Caroline Medon


Caroline Medon, real name Caroline Wilhelmine Richter, was a German opera singer and stage actress who became known as a lover of Arthur Schopenhauer.

Life

Caroline Richter came to Berlin around 1819 as a chorister at the Staatsoper Unter den Linden. It was there that she met Arthur Schopenhauer, probably in 1820 or spring 1821, when he lectured in Berlin. The abrupt and fading relationship between the two lasted about ten years. The "eternal bachelor" Schopenhauer, however, mistrusted her possible motives, which together with worries about her health and jealousy of other lovers of the singer was the reason why an engagement or marriage never came about.
Around 1820, Caroline Richter took the name of the secret secretary Louis Medon who was the presumed father of her first child, Johann Wilhelm Adolf Medon, but he died early. She later stated to be Medon's widow. Her second son, the later royal dancer was strongly rejected by Schopenhauer, since he had been born on 27 March 1823, ten months after Schopenhauer's departure for Italy, from which he returned to Berlin only in 1825. A third pregnancy in 1826, for which she even ended her engagement at the Berlin Opera, led to a miscarriage.
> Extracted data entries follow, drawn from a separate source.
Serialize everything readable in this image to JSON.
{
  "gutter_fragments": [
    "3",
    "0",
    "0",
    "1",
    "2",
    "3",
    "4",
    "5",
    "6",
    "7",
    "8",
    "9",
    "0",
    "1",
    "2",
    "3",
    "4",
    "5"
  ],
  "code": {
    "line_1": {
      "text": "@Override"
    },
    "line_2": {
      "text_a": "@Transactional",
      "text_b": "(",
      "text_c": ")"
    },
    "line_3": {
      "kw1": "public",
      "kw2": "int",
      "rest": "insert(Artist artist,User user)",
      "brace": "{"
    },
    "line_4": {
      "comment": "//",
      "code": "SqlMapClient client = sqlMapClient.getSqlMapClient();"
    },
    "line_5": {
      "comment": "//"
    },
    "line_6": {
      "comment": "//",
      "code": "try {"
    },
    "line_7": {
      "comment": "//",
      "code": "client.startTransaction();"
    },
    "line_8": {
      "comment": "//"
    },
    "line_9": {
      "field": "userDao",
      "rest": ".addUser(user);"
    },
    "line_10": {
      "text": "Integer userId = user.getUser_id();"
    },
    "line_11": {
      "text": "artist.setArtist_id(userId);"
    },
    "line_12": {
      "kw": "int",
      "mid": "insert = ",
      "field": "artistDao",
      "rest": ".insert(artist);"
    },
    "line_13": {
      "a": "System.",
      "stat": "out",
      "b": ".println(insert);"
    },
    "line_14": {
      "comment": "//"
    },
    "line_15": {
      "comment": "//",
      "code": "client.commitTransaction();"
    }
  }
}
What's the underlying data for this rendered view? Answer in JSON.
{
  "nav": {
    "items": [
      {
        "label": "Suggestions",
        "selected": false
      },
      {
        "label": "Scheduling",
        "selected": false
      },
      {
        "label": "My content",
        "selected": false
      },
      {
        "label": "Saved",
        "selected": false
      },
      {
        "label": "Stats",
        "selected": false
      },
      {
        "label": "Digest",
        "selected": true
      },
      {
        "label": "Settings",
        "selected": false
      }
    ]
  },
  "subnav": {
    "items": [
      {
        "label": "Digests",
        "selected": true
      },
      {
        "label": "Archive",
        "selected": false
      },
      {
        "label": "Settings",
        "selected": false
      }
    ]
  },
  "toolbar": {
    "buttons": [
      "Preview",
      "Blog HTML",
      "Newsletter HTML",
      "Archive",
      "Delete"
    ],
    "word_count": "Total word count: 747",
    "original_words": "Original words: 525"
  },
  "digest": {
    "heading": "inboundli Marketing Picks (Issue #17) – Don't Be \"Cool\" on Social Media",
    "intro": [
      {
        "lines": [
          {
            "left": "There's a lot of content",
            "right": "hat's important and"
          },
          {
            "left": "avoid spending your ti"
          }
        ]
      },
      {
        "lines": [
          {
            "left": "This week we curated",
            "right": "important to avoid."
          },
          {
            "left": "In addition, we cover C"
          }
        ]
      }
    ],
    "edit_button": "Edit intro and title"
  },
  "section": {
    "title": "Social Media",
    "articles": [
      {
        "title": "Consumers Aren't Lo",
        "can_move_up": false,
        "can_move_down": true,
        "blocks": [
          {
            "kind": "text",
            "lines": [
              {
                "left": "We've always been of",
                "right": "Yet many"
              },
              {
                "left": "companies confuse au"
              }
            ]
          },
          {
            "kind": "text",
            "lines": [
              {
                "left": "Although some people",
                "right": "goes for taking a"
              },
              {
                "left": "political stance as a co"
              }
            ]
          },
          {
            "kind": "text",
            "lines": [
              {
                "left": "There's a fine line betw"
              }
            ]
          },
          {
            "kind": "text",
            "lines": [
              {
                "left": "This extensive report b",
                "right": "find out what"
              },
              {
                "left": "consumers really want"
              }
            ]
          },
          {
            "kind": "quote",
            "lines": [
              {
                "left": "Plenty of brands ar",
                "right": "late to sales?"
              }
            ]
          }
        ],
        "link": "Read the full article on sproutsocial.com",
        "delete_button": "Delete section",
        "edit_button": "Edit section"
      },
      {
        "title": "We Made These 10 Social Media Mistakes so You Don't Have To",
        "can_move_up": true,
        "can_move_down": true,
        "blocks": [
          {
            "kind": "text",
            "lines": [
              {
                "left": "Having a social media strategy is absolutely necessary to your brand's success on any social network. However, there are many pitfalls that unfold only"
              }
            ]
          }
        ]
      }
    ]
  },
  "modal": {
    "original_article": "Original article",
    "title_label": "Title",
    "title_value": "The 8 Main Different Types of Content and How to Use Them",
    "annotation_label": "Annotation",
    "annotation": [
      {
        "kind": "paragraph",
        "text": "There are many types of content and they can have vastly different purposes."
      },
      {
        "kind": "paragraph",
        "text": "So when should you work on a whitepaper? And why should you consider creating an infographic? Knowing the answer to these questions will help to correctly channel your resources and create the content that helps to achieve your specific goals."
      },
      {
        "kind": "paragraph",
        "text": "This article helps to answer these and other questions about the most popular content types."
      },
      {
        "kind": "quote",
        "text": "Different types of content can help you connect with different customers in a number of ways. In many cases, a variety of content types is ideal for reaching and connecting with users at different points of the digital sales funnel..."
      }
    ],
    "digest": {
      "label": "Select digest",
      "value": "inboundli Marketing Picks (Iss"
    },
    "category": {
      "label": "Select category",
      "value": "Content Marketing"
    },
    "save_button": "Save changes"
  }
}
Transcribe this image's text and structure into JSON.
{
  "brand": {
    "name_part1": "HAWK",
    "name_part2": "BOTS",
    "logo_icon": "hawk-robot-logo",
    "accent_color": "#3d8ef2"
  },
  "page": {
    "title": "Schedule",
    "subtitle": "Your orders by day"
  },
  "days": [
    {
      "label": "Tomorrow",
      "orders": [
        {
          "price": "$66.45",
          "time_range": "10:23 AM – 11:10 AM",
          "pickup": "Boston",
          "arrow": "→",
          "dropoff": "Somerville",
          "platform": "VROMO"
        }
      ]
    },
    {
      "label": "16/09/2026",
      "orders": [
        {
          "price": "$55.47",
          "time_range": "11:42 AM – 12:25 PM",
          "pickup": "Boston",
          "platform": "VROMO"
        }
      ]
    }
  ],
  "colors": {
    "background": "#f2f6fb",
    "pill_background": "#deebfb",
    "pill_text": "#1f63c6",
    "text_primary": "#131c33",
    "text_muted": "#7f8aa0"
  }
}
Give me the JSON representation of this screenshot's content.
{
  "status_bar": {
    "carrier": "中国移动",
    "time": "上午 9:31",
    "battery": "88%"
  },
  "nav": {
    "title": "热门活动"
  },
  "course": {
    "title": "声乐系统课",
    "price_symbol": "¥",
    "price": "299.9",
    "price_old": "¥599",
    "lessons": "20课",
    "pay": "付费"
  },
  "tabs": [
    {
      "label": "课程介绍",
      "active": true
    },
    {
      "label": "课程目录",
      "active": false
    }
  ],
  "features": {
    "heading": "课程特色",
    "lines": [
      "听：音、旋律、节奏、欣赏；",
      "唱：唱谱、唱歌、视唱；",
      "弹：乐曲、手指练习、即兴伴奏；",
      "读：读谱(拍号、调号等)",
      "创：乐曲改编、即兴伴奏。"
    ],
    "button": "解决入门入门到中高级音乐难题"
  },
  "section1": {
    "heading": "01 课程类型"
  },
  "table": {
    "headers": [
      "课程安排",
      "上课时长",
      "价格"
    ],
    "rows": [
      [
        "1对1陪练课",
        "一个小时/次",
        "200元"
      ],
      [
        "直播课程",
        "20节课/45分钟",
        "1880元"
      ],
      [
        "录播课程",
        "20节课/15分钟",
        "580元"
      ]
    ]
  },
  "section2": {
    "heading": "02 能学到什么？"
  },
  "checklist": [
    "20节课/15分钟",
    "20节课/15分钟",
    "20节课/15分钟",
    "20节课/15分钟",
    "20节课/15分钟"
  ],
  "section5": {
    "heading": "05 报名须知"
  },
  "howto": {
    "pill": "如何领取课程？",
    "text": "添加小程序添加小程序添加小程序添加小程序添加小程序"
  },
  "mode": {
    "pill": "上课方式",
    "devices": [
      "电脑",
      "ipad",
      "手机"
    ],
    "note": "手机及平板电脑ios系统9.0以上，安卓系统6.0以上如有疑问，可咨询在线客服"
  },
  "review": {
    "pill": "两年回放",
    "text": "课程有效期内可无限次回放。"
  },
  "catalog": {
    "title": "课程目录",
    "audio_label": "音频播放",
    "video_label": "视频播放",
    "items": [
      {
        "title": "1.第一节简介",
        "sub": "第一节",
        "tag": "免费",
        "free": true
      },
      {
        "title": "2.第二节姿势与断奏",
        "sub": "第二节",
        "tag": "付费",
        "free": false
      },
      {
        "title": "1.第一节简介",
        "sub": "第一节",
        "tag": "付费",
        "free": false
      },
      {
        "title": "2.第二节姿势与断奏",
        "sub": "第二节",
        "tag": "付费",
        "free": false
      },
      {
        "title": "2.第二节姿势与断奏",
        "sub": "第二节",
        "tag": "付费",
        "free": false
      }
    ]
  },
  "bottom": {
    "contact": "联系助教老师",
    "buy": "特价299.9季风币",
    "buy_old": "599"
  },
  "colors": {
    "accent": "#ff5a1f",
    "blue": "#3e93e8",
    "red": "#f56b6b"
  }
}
When Schopenhauer fled from cholera in 1831, Medon refused to leave behind his almost nine-year-old son Carl; This led to the final break in the relationship, despite her letters in the following years to him, in which she said she was healthy. She finally entered the stage, now as a singer at the Königsstädtisches Theater.
In 1858, she again made a written contact with Schopenhauer, who therefore considered her in his will in February 1859. He left her the sum of 5000 Prussian thalers, a considerable portion of his fortune, on the condition that his legacy should not fall explicitly to Carl or other heirs of Medon.
She is also the author of a hand-knitted "rose carpet", which Schopenhauer's estate administrator long regarded as a gift from Schopenhauer's sister.
Caroline Medon was buried at Evangelischen Sophien-Friedhof II in Berlin on 8 June 1892.